3
votes

I am doing the text categorization machine learning problem using Naive Bayes. I have each word as a feature. I have been able to implement it and I am getting good accuracy.

Is it possible for me to use tuples of words as features?

For example, if there are two classes, Politics and sports. The word called government might appear in both of them. However, in politics I can have a tuple (government, democracy) whereas in the class sports I can have a tuple (government, sportsman). So, if a new text article comes in which is politics, the probability of the tuple (government, democracy) has more probability than the tuple (government, sportsman).

I am asking this is because by doing this am I violating the independence assumption of the Naive Bayes problem, because I am considering single words as features too.

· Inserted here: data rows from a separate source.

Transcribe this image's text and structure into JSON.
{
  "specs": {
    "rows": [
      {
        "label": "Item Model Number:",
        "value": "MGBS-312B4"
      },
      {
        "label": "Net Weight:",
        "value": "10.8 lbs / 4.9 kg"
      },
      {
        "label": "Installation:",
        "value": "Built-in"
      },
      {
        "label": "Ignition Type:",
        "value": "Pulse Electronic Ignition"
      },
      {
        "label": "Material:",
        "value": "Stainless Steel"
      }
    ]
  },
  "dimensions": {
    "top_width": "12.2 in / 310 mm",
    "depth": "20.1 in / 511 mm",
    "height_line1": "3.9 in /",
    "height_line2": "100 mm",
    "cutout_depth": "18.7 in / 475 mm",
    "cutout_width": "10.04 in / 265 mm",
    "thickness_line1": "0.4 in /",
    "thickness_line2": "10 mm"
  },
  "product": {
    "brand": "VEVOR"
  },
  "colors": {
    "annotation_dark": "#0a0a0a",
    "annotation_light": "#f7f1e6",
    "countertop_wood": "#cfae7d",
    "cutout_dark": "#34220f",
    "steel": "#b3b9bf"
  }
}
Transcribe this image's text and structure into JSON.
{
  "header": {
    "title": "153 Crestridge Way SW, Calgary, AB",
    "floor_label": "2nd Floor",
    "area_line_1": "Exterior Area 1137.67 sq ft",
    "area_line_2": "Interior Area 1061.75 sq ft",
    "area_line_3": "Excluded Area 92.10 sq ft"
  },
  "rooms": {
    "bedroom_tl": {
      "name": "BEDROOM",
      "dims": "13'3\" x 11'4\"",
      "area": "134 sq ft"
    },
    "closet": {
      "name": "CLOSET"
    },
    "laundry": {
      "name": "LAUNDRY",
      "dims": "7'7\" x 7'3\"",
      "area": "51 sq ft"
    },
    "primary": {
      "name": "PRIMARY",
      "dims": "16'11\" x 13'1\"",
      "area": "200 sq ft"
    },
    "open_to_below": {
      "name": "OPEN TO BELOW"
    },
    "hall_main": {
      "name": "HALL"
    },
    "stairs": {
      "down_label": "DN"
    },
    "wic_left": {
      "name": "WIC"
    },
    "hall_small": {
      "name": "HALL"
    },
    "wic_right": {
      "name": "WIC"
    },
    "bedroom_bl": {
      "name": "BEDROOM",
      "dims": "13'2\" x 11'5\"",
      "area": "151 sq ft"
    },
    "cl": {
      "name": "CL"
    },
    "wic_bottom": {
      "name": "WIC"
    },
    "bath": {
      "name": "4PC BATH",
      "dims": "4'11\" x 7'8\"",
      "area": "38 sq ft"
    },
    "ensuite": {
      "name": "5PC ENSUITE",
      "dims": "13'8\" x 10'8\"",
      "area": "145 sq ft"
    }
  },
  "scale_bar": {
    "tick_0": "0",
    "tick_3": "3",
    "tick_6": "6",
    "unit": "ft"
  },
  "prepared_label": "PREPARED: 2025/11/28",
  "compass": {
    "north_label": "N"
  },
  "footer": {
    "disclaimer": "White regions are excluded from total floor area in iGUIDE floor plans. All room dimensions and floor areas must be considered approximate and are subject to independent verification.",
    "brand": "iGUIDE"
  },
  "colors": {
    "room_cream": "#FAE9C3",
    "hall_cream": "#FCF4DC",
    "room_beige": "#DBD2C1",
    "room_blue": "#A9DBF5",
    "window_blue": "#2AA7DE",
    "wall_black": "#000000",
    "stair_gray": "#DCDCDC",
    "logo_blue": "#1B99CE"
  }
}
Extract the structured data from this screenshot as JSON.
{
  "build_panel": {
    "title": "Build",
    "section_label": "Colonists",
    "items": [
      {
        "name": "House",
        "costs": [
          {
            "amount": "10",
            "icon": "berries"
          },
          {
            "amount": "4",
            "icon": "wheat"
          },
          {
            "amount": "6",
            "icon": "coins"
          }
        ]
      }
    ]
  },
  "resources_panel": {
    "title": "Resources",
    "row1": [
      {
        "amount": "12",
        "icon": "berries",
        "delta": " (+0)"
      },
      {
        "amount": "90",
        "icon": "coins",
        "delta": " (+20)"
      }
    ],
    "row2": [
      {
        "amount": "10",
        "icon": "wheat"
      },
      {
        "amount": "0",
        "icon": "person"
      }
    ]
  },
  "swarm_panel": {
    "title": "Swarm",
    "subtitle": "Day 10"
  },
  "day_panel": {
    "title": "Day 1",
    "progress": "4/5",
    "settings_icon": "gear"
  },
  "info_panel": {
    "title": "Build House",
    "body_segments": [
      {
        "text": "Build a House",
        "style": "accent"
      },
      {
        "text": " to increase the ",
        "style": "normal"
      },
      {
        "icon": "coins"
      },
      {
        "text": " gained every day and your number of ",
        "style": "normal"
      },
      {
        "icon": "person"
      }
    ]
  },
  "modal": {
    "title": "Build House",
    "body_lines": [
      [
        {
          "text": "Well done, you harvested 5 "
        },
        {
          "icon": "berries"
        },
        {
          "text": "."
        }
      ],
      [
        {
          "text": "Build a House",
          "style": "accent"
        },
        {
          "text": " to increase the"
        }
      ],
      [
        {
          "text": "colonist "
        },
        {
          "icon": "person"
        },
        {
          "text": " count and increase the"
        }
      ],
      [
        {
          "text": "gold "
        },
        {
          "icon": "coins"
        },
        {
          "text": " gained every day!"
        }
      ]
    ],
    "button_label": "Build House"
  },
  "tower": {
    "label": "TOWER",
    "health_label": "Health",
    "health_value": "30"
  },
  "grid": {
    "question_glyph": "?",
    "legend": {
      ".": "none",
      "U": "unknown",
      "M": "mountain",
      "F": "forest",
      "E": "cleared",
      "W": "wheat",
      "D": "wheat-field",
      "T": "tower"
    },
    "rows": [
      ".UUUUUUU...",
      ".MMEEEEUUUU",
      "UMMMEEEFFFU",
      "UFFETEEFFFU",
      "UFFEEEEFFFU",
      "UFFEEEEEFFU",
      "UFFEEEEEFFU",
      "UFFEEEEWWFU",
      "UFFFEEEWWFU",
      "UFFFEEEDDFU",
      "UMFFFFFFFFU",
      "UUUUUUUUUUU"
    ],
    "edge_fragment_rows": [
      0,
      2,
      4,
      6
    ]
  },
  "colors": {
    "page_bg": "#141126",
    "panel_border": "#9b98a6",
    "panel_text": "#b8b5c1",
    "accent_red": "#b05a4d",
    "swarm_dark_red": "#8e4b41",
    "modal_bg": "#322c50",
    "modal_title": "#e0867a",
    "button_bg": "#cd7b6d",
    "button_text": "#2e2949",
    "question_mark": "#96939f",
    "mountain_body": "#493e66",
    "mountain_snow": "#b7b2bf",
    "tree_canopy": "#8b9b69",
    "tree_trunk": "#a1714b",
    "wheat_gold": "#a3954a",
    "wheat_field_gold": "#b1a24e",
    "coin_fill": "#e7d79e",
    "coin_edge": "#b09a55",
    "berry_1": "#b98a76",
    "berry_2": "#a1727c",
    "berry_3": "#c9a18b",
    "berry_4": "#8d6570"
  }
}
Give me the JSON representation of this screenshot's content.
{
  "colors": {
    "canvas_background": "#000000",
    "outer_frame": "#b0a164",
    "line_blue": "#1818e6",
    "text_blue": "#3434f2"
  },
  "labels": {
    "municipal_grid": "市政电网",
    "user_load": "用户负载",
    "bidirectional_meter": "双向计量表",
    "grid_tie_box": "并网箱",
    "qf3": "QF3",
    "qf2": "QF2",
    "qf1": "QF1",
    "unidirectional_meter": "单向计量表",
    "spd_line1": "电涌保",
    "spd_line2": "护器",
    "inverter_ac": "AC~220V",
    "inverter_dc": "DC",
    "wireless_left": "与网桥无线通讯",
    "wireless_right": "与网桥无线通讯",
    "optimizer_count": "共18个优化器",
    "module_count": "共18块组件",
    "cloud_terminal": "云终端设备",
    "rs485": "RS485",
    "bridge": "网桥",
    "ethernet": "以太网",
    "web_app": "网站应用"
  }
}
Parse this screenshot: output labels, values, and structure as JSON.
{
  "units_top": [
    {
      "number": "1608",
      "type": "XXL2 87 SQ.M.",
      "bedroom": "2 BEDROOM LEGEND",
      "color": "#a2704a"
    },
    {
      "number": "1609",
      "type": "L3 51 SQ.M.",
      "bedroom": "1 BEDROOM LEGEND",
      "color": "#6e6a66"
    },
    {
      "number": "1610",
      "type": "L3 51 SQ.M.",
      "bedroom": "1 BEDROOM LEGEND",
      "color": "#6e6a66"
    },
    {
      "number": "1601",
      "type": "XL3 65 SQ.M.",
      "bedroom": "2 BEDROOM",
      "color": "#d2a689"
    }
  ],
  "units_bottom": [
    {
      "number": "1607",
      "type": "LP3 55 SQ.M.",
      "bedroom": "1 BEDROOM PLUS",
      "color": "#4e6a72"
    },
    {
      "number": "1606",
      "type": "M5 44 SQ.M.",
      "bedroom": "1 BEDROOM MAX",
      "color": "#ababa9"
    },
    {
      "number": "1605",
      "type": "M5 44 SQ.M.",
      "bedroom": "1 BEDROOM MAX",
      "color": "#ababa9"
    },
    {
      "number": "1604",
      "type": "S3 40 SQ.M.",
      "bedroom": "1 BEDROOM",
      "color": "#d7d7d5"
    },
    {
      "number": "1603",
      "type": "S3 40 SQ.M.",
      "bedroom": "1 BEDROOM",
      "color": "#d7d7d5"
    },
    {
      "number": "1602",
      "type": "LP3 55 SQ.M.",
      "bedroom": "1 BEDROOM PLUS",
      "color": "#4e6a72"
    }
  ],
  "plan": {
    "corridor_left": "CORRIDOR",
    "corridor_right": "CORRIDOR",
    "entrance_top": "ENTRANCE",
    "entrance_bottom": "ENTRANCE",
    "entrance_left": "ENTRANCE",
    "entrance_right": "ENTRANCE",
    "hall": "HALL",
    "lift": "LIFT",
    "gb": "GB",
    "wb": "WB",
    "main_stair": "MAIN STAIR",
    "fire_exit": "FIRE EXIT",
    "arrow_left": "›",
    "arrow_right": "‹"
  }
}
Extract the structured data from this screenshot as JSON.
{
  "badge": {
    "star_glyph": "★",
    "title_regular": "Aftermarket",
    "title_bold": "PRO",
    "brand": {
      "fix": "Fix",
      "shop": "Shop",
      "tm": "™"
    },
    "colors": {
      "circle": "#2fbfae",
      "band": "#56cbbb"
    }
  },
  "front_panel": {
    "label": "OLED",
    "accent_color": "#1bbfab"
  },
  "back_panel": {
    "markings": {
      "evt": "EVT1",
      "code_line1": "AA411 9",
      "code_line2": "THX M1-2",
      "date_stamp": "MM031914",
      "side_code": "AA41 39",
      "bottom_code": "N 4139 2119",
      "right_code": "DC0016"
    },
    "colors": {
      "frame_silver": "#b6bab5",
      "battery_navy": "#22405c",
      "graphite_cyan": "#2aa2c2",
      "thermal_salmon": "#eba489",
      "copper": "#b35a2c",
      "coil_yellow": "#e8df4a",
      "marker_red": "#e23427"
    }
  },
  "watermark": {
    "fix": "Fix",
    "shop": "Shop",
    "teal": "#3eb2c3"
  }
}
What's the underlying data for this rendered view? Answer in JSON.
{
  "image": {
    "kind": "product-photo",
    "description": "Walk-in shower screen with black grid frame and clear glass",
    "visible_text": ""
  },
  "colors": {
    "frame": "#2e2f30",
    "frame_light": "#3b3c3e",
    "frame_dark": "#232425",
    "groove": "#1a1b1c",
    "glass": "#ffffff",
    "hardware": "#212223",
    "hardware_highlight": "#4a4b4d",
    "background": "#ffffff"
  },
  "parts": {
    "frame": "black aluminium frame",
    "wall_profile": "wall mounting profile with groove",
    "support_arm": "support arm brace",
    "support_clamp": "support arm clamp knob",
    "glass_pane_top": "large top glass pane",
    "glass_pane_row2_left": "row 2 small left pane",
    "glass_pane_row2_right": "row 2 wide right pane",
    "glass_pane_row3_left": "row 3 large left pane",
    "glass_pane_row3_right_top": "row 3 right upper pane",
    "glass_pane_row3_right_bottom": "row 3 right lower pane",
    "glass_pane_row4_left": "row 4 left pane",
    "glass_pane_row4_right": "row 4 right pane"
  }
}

Also, I am thinking of adding weights to features. For example, a 3-tuple feature will have less weight than a 4-tuple feature.

Theoretically, are these two approaches not changing the independence assumptions on the Naive Bayes classifier? Also, I have not started with the approach I mentioned yet but will this improve the accuracy? I think the accuracy might not improve but the amount of training data required to get the same accuracy would be less.

2

2 Answers

5
votes

Even without adding bigrams, real documents already violate the independence assumption. Conditioned on having Obama in a document, President is much more likely to appear. Nonetheless, naive bayes still does a decent job at classification, even if the probability estimates it gives are hopelessly off. So I recommend that you go on and add more complex features to your classifier and see if they improve accuracy.

If you get the same accuracy with less data, that is basically equivalent to getting better accuracy with the same amount of data.

On the other hand, using simpler, more common features works better as you decrease the amount of data. If you try to fit too many parameters to too little data, you tend to overfit badly.

But the bottom line is to try it and see.

2
votes

No, from a theoretical viewpoint, you are not changing the independence assumption. You are simply creating a modified (or new) sample space. In general, once you start using higher n-grams as events in your sample space, data sparsity becomes a problem. I think using tuples will lead to the same issue. You will probably need more training data, not less. You will probably also have to give a little more thought to the type of smoothing you use. Simple Laplace smoothing may not be ideal.

Most important point, I think, is this: whatever classifier you are using, the features are highly dependent on the domain (and sometimes even the dataset). For example, if you are classifying sentiment of texts based on movie reviews, using only unigrams may seem to be counterintuitive, but they perform better than using only adjectives. On the other hand, for twitter datasets, a combination of unigrams and bigrams were found to be good, but higher n-grams were not useful. Based on such reports (ref. Pang and Lee, Opinion mining and Sentiment Analysis), I think using longer tuples will show similar results, since, after all, tuples of words are simply points in a higher-dimensional space. The basic algorithm behaves the same way.